THIS MIGHT HAVE been the day that China saw its first high-profile trust default, but a bailout of China Credit Trust averted that undesired outcome. Under a last-minute deal struck this week, the 700 private investors in the three-year high-yield 3-billion-yuan ($500 million) trust will get their capital back but forego the final year of interest payments that remain unpaid.
This Bystander noted previously that how the potential default was resolved — whether by allowing a quick and orderly default, or by shoving it under the carpet via a provincial government bailout — would be an indication of how well the ticking time bomb of local government debt tied to the shadow banking system and its wealth management products is likely to be defused. In the event, it seems that the corner of a carpet was lifted amidst the last-minute negotiations between provincial officials and the financial institutions involved. These included the Industrial and Commercial Bank of China through whose private banking arm the product was sold, but which had said it wouldn’t stand behind the troubled loan.

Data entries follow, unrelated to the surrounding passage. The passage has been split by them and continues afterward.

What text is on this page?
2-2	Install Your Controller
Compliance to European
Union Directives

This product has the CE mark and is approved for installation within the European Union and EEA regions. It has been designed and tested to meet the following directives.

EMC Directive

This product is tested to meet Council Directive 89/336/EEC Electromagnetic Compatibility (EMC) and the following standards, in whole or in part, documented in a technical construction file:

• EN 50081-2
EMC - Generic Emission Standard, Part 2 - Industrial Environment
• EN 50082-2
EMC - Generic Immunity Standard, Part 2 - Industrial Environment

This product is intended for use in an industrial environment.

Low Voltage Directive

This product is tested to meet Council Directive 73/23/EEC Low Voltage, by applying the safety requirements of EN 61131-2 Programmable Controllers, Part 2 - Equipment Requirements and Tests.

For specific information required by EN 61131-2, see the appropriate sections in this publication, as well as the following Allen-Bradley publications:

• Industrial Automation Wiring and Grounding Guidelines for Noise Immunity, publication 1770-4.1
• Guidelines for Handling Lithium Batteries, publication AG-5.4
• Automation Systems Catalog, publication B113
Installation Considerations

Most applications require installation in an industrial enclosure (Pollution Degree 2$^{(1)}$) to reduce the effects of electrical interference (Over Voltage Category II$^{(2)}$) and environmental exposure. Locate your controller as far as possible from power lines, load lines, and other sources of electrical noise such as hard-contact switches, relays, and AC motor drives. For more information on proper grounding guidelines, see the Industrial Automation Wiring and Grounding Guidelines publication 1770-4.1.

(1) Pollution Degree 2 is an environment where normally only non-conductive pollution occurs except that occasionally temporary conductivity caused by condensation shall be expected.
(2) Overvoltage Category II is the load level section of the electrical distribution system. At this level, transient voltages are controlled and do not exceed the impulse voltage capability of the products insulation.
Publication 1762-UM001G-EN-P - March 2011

A mysterious third party has acquired both the investors’ trust rights and the shares in the now defunct mining company that the trust funded, Zhenfu Energy, that had been held as collateral. This is what has let the trust pay off its 700 investors. One local press report says the unnamed white knight was backed by the state investment fund Citic. Meanwhile, Zhenfu Energy has unexpectedly got its mining license back from the Shanxi provincial government and will restart operations.
Economists at the Japanese securities firm Nomura say they have counted 28 similar deflected defaults since 2012. The evil but necessary day when a troubled Chinese wealth management product is allowed to default to show investors the real risks of such investments remains in the future. But how far in the future?